If you want to compute something, you have two broad options: do it in software, or do it in hardware. A custom piece of hardware can give you the ultimate performance, but can be extremely hard to design. On the other hand, software can be quite easy to write and debug, but running software on a general-purpose processor is relatively inefficient.
An attempt to obtain the best of both worlds is made by high-level synthesis (HLS). An HLS tool takes a piece of software and automatically translates it into hardware. The programmer hence only has to go to the effort of writing software, but obtains the performance benefits of having custom hardware.
The key challenge in HLS is not simply generating hardware, but generating efficient hardware, and also ensuring that the generated hardware is correct — i.e., that it always gives the same outcome as the software provided by the programmer.
This piece of work is one contribution towards tackling that challenge. The context of our work is the HLS of multi-threaded software — that is, software that has been designed so that multiple sequences of instructions (or ‘threads’) can be carried out simultaneously.
There have been a few pieces of work that look at how HLS tools can handle multi-threaded software, but one shortcoming that is common to all of them is that they all do the software-to-hardware translation by working on each thread in isolation. This is a natural starting point, because conventional compilers also work by compiling different pieces of a program separately. It is rare for a compiler to have access to a whole program in one go, because most programs are chunked up into libraries that are written and compiled by many different programmers. However, HLS tools differ from conventional compilers in one important respect: they do have the entire input program available to them. Hence, HLS tools do not need to work on each thread in isolation. Our work demonstrates that by maintaining an awareness of the other threads in the program, each thread can be translated into more efficient hardware.
A little example
Suppose I have a piece of software that consists of three threads. I have four variables:
data2, which are initially zero, and
ready2, which are initially FALSE.
- A1. Set
- A2. Set
- A3. Set
- A4. Set
- B1. Load
- B2. If it is TRUE, then load
- C1. Load
- C2. If it is TRUE, then load
Note that the
ready variables are only set by Thread A once the respective
data variables have been set. Hence, if Thread B sees that
ready1 has been set, it must read
data1 as 42 (not 0). And if Thread C sees that
ready2 has been set, it must read
data2 as 17 (not 0).
Now, as part of the hardware generation process, HLS tools have to schedule software instructions to hardware clock ticks. In order to generate efficient hardware, the tools aim to pack as the software instructions into as few clock ticks as possible. One way to schedule Thread A would be to map its four instructions to four consecutive clock ticks – but can we do better? If we maintain an awareness of what Threads B and C might be doing, then we can. We must preserve the order of instructions A1 and A2 (for otherwise Thread B might read
data1 as 0), and we must preserve the order of instructions A3 and A4 (for otherwise Thread C might read
data2 as 0), but otherwise the four instructions in Thread A can be arbitrarily reordered or parallelised. In fact, we can pack them into just two clock ticks: one clock tick for A1 and A3 together, followed by one clock tick for A2 and A4 together.

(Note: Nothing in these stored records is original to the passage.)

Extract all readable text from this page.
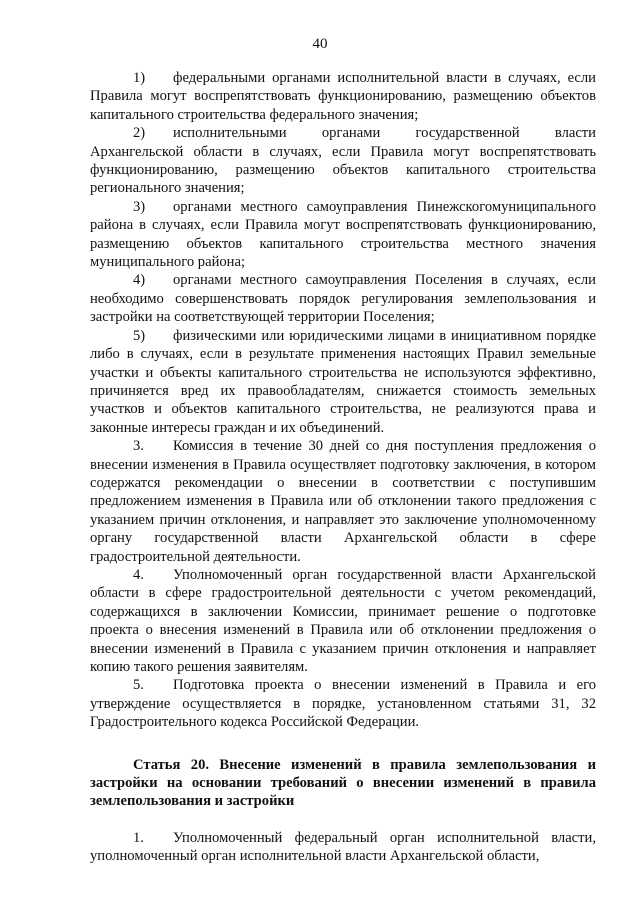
40

1) федеральными органами исполнительной власти в случаях, если Правила могут воспрепятствовать функционированию, размещению объектов капитального строительства федерального значения;

2) исполнительными органами государственной власти Архангельской области в случаях, если Правила могут воспрепятствовать функционированию, размещению объектов капитального строительства регионального значения;

3) органами местного самоуправления Пинежскогомуниципального района в случаях, если Правила могут воспрепятствовать функционированию, размещению объектов капитального строительства местного значения муниципального района;

4) органами местного самоуправления Поселения в случаях, если необходимо совершенствовать порядок регулирования землепользования и застройки на соответствующей территории Поселения;

5) физическими или юридическими лицами в инициативном порядке либо в случаях, если в результате применения настоящих Правил земельные участки и объекты капитального строительства не используются эффективно, причиняется вред их правообладателям, снижается стоимость земельных участков и объектов капитального строительства, не реализуются права и законные интересы граждан и их объединений.

3. Комиссия в течение 30 дней со дня поступления предложения о внесении изменения в Правила осуществляет подготовку заключения, в котором содержатся рекомендации о внесении в соответствии с поступившим предложением изменения в Правила или об отклонении такого предложения с указанием причин отклонения, и направляет это заключение уполномоченному органу государственной власти Архангельской области в сфере градостроительной деятельности.

4. Уполномоченный орган государственной власти Архангельской области в сфере градостроительной деятельности с учетом рекомендаций, содержащихся в заключении Комиссии, принимает решение о подготовке проекта о внесения изменений в Правила или об отклонении предложения о внесении изменений в Правила с указанием причин отклонения и направляет копию такого решения заявителям.

5. Подготовка проекта о внесении изменений в Правила и его утверждение осуществляется в порядке, установленном статьями 31, 32 Градостроительного кодекса Российской Федерации.

Статья 20. Внесение изменений в правила землепользования и застройки на основании требований о внесении изменений в правила землепользования и застройки

1. Уполномоченный федеральный орган исполнительной власти, уполномоченный орган исполнительной власти Архангельской области,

Importantly, it is only possible to schedule Thread A efficiently like this because we checked what the other threads are doing, and we determined that they could not possibly notice if we reordered instructions A2 and A3. If we only had Thread A available, then we would have to preserve the strict order of all of its instructions, and hence generate less efficient hardware.
This example is rather small, but we have implemented our analysis as part of an optimisation to the LegUp HLS tool and evaluated it on several real-world multi-threaded programs. Our results indicate that, on average, our optimisation leads to hardware that is about 60% faster.
I mentioned above that there were two parts to the HLS challenge: generating efficient hardware, and generating correct hardware. So far, I have discussed how we improve the efficiency of the generated hardware. But our work also tackles the correctness issue, because we encoded our analysis in our Memalloy modelling tool, and checked that, for all programs of a bounded size, the schedule that our analysis generates is guaranteed to be correct. This kind of check is worth doing because our analysis handles multi-threaded programs that use quite advanced instructions called weakly consistent atomic operations, and these are notoriously tricky to implement correctly.